Theorem 3. Let $\mu$ be a finite addable non-negative set function over an algebra $\mathcal{C}$. Then $\mu$ is $\sigma$-addable $\Leftrightarrow$
$\mu$ is downward continuous $\Rightarrow$ $\mu$ is upward continuous $\Rightarrow$ $\mu$ is continuous upon zero.
Proof.
- $\mu$ is $\sigma$-addable $\Rightarrow$ $\mu$ is downward continuous:
Let $A_n\uparrow A$ and $B_n=A_{n+1}\setminus A_n$.
Then $A=\sum_{n=1}^{+\infty}A_n=\sum_{n=1}^{+\infty}B_n\bigcup A_1$.
$\mu(A)=\sum_{n=1}^{+\infty}\mu(B_n)+\mu(A_1)=\lim_{n\to\infty}\sum_{i=1}^{n}(\mu(A_{i+1})-\mu(A_i))+\mu(A_1)=\lim_{n\to\infty}\mu(A_n)$.
- $\mu$ is downward continuous $\Rightarrow$ $\mu$ is $\sigma$-addable:
Let $A_i\in\mathcal{C}$ be disjoint and $\sum_{i=1}^{+\infty}A_i\in\mathcal{C}$.
Then $B_n=\sum_{i=1}^{n}A_i\uparrow B=\sum_{i=1}^{+\infty}A_i$.
- $\mu$ is downward continuous $\Rightarrow$ $\mu$ is upward continuous:
Let $A_n\downarrow A$ with $\mu(A_1)\lt +\infty$.
Then $B_n=A_0\setminus A_n\uparrow A_0\setminus A$, where $A_0\in\mathcal{C}$, $A_0$ has finite measure and $A_1\subset A_0$.
Thus $\mu(A_n)=\mu(A_0)-\mu(B_n)\to\mu(A_0)-\mu(A_0\setminus A)=\mu(A)$.
- $\mu$ is downward continuous $\Rightarrow$ $\mu$ is $\sigma$-addable:
Let $A_i\in\mathcal{C}$ be disjoint and $\sum_{i=1}^{+\infty}A_i\in\mathcal{C}$.
Then $B_n=\sum_{i=1}^{n}A_i\uparrow B=\sum_{i=1}^{+\infty}A_i$.

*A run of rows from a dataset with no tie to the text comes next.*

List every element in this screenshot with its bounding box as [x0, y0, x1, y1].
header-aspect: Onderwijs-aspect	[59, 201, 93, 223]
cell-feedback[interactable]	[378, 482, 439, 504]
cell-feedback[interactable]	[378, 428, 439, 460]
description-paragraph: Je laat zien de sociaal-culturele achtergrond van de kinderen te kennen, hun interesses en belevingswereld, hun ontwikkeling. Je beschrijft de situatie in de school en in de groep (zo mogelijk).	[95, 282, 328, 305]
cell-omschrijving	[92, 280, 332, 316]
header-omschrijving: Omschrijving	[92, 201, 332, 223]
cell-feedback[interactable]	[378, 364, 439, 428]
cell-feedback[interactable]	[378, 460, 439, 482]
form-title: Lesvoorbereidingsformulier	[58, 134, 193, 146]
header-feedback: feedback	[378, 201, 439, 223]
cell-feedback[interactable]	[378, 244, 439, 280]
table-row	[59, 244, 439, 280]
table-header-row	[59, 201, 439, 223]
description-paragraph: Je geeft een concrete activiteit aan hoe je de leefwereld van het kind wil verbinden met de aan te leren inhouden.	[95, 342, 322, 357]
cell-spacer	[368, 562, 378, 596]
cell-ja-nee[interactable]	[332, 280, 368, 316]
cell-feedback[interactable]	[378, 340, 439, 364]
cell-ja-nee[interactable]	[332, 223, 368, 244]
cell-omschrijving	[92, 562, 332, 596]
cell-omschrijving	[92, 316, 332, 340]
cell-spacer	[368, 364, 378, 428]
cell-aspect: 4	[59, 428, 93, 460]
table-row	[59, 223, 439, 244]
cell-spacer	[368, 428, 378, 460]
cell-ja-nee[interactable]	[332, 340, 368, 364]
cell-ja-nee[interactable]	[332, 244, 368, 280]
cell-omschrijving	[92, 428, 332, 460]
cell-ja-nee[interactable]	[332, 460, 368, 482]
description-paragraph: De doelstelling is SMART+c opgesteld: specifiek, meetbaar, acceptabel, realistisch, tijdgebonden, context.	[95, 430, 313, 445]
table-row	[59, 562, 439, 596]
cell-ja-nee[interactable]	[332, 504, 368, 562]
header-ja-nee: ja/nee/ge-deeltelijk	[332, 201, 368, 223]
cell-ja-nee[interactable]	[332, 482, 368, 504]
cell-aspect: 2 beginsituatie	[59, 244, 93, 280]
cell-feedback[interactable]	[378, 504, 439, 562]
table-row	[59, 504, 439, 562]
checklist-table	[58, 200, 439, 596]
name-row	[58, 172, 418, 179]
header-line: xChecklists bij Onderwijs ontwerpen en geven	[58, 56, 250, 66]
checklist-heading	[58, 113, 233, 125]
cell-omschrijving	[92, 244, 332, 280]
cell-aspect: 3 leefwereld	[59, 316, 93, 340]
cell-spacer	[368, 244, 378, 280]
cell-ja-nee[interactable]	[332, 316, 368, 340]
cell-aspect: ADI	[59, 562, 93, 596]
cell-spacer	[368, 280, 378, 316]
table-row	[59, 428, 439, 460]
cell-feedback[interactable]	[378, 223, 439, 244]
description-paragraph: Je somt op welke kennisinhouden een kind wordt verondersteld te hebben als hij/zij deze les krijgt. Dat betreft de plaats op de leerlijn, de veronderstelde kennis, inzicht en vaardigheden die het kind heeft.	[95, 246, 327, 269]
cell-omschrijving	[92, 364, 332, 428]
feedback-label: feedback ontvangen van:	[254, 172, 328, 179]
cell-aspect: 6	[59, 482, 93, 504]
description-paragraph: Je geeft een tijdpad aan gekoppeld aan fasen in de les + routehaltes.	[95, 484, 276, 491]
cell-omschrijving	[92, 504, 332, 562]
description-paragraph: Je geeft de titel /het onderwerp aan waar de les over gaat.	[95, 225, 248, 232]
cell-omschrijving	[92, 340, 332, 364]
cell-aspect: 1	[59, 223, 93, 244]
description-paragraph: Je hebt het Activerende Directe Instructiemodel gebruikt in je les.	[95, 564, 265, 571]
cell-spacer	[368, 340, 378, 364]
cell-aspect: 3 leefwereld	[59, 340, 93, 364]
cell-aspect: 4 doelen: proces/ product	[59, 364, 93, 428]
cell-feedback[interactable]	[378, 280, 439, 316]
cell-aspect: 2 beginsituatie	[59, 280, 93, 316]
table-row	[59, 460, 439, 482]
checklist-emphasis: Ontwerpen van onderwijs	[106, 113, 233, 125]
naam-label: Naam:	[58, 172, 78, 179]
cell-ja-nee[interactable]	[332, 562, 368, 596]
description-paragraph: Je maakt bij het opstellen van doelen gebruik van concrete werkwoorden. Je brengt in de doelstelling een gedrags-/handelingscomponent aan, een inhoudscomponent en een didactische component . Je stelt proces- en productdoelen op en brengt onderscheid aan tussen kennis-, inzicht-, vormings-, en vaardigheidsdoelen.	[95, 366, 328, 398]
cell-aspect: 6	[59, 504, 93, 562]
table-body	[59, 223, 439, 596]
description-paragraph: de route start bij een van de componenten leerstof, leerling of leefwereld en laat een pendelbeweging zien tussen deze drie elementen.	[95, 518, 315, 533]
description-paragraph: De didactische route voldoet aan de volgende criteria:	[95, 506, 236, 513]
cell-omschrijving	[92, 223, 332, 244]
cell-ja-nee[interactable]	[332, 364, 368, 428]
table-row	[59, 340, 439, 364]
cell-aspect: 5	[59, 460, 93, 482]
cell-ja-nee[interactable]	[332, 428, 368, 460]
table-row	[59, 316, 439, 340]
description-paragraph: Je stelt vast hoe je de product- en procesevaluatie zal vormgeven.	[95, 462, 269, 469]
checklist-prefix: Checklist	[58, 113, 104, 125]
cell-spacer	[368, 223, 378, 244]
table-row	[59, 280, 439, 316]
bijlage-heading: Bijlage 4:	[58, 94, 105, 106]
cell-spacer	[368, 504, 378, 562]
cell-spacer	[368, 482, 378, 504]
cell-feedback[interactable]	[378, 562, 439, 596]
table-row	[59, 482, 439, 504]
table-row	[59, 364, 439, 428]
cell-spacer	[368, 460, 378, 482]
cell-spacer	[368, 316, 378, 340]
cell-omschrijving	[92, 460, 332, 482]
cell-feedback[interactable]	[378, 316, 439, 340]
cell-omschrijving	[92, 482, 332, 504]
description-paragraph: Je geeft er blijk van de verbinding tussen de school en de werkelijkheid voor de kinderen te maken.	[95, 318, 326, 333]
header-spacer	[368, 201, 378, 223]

$\mu(B)=\lim_{n\to\infty}\mu(B_n)=\lim_{n\to\infty}\sum_{i=1}^{n}\mu(A_i)=\sum_{i=1}^{+\infty}\mu(A_i)$.
Theorem 4. If $\mu(\Omega)\lt +\infty$, then the above statements are equivalent.
Example 5. Let $\Phi(x)$ be the Cantor function over $[0,1]$, and
$\Psi(x)=\frac{x+\Phi(x)}{2}$. Let $C$ denote the Cantor set over $[0,1]$, and $W\subset\Psi(C)$ be a non-measurable set.
Let $g(x)=\Psi^{-1}(x), f(x)=\chi_{\Psi^{-1}(W)}$,
then $f\circ g$ is non-measurable.
If $x=\sum_{k=1}^{+\infty}\frac{a_k}{3^k}\in C$, then every $a_k$ is either $0$ or $2$ (we can choose a proper representation to achieve that, i.e. $0.1=0.022222\dots$). Then the cantor function is defined by
$\Phi(x)=\sum_{k=1}^{+\infty}\frac{a_k/2}{2^k}$.
Why add $x$? If so, $\Psi^{-1}(W)\subsetneq C$ thus measurable. If not, $\Psi^{-1}(W)$ can probably contain an
interval, and it’s not necessary to be measurable.